Thursday, March 10, 2011
|My new best friend|
I was very happy as for the first 5.5 weeks of being here I have had the pride and satisfaction of saying ‘No we have both been fine, thank you for your concern’ and feeling proud of my iron insides…. That was until Friday…. Dressed up to the nines I met up with Paul and his work colleagues as it was our friend Fabrice’s birthday, we first had drinks at Geoffrey’s bar at the Marine Plaza hotel on Marine Drive then made the hour long drive to Ju Hu (which rhymes with woo hoo which is one of my favorite things to say) The first stop on the list was Aurus which has lovely views of the sea and Ju Hu (there it is again) beach. After a strawberry Mojito I was ready to hit the town hard, Paul wasn’t. We said our good byes and made the long trip back Colaba! Less than impressed I nursed my husband to health over three days, although I felt sorry for Paul I also felt secretly smug that I hadn’t caught it- Big mistake on Monday night around 1.00am it started- I’m still recovering. Well it was bound to happen sooner or later!
Wednesday, March 9, 2011
|RIP Flea (that was its name)|
Tuesday, March 8, 2011
Sunday, March 6, 2011
|No Paul! We don't have the same nose!|
Wednesday, March 2, 2011
|Yes that is barbed wire- security first!|
Paul and I had made it our mission of the day to find him somewhere to have a hair cut which I didn’t think would be possible as the majority of haircuts I’ve seen have been taking place on the street- no joke!

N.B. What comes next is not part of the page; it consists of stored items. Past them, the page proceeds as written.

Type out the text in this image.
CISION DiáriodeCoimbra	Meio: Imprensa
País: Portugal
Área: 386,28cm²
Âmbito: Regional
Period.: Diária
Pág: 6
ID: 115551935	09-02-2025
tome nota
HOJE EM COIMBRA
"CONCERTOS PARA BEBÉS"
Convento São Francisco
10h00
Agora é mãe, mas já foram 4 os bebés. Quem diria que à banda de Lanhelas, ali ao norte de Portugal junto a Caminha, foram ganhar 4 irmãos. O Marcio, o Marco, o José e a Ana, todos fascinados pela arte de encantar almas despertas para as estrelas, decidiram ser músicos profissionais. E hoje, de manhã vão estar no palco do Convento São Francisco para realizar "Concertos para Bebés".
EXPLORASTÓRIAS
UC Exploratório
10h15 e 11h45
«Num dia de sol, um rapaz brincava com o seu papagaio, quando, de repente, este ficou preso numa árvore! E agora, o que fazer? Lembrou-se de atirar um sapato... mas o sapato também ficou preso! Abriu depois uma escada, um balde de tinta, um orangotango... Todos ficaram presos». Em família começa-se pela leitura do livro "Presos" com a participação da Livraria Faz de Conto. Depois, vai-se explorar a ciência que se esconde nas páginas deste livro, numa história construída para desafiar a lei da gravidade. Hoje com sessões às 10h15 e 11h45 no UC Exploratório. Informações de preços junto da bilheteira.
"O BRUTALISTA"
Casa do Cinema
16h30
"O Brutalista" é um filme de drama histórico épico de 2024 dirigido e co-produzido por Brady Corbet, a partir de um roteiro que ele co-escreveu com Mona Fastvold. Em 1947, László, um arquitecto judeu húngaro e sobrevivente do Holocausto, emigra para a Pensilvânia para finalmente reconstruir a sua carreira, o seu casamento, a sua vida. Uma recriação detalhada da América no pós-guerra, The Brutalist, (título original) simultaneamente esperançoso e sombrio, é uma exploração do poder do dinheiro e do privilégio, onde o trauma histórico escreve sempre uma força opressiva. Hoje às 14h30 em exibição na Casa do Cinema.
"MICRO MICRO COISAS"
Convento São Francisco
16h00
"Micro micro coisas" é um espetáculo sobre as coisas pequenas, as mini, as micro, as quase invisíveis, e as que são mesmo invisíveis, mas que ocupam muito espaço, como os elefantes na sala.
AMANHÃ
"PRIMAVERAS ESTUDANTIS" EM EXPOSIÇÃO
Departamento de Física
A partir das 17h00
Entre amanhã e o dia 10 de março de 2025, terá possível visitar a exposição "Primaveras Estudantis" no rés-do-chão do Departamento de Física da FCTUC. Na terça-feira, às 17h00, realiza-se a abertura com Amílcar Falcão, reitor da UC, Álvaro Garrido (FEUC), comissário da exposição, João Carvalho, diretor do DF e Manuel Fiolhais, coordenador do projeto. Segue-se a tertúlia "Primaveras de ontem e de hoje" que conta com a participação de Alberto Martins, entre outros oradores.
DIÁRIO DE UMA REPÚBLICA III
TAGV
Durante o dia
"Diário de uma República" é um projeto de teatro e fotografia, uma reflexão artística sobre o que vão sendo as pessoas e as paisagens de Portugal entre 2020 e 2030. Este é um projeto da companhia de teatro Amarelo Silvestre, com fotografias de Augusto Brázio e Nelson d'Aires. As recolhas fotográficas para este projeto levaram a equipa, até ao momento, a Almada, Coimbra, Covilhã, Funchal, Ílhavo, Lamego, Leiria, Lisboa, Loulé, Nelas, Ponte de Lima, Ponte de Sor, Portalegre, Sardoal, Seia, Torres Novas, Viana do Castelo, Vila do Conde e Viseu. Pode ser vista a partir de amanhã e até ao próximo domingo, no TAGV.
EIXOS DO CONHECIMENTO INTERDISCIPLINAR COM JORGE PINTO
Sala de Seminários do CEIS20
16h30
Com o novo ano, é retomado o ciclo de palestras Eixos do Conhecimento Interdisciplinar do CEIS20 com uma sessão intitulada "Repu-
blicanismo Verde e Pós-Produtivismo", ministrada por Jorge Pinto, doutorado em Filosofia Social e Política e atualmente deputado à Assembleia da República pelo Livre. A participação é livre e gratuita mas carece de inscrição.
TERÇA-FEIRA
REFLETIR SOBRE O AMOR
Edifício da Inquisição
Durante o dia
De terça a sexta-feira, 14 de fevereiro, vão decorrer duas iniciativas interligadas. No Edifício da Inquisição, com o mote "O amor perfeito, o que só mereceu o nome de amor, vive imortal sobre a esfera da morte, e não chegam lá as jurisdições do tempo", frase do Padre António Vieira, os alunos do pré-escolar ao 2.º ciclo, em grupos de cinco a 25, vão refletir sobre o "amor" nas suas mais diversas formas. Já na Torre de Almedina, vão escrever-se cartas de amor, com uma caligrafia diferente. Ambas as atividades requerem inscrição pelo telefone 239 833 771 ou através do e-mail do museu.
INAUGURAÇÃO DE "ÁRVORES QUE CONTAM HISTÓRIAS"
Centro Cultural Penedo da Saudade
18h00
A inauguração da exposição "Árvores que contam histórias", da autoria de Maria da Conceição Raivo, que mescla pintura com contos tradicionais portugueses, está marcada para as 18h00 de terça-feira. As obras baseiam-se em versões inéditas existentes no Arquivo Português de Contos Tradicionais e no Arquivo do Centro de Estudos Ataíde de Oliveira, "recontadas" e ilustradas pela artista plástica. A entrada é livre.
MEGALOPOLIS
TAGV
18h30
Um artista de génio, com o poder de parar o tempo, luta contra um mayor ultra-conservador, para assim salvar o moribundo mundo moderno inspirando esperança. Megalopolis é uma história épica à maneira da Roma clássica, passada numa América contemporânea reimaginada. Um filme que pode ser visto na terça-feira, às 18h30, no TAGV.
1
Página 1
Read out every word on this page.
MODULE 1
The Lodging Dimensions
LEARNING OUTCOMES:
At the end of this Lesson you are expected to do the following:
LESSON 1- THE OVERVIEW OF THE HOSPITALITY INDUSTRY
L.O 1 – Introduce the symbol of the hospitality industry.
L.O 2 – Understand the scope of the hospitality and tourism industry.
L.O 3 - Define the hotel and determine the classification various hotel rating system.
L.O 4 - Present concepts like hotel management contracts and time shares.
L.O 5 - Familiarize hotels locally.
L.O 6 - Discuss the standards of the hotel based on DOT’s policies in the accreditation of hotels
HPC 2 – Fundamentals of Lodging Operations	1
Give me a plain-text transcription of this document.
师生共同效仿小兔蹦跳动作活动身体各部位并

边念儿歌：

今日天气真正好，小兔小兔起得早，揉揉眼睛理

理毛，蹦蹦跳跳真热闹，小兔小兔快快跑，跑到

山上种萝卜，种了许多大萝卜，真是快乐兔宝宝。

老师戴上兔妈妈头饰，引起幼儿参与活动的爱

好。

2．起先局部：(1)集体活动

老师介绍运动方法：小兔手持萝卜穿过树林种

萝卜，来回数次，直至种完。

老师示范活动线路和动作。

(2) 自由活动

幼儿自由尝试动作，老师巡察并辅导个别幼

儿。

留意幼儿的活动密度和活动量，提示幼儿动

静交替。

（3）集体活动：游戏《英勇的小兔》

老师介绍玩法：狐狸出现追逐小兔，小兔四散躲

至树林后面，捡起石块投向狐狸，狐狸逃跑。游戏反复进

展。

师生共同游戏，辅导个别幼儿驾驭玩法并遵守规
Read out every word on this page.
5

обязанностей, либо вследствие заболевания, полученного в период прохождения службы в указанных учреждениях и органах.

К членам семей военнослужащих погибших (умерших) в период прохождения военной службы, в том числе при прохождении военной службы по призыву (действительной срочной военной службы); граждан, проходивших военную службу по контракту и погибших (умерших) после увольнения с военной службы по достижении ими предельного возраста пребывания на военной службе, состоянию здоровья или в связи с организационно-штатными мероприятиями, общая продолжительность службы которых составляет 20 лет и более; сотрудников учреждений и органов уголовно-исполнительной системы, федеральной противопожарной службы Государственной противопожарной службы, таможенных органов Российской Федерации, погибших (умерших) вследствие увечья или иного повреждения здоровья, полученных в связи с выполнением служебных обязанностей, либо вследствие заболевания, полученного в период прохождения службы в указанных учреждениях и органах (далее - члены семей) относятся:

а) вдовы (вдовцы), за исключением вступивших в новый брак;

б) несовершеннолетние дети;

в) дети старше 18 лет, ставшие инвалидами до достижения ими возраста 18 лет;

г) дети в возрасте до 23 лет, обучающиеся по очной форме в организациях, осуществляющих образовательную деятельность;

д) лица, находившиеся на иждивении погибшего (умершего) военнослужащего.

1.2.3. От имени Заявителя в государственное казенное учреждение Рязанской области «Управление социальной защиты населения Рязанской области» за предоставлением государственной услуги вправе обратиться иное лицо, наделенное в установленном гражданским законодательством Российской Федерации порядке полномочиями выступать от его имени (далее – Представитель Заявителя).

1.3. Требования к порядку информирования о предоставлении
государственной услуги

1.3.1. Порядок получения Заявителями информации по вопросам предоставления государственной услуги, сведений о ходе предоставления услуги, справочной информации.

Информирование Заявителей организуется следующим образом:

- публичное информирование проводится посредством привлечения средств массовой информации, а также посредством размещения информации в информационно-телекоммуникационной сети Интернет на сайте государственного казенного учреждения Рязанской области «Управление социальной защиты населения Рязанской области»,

It was packed to the rafters! I felt like I was in a 1920’s Movie! As well as men having their hair cut and dyed they were having shaves with cutthroat razors, I was on the edge of my seat! Surprised at the sheer amount of people who wanted a short back and sides on Saturday afternoon I also couldn’t get over the amount of staff Mr. Air Cool had, around 30 barbers – one for each chair, the men who passed the barbers the equipment, the men who swept up the hair, the men who wash the hair, the men who clean the chairs and the man who takes the money.
Tuesday, March 1, 2011
After being in bed for the last 2 days for no other reason that I couldn’t be bothered to get up, aka addicted to the first series of Glee; I decided to go on an outing. My first stop was to be a place called Fountain, I was told it’s the place to go. Lovely I thought, a beautiful fountain, I’ll spend the day there, it might sing like the one in Barcelona! On the way the taxi driver said something to me, it sounded like ‘How do you do?’ I thought that’s very odd but said ‘fine thank you’ and carried on trying not to be sick as we passed through a very smelly part of town. We then took a sharp turn and stopped directly outside a slum, a little bit apprehensive I turned to my left to see the Indian version of a Kwikfit....
|It even looks smelly|
The taxi driver hadn’t asked ‘How do you do?’ at all, he must have actually said ‘I need to go and change my tyre do you mind?’ -It didn’t sound like that.
After a few minutes of holding my breath, (a moment longer I would have passed out) we were back on the road and shortly arrived at ‘Fountain’; not a fountain at all but a market remminisant to one that can be found in Bloxwich, Walsall full of poor quality clothes and knock offs! I asked to be taken back to the hotel immediately. An adventure though.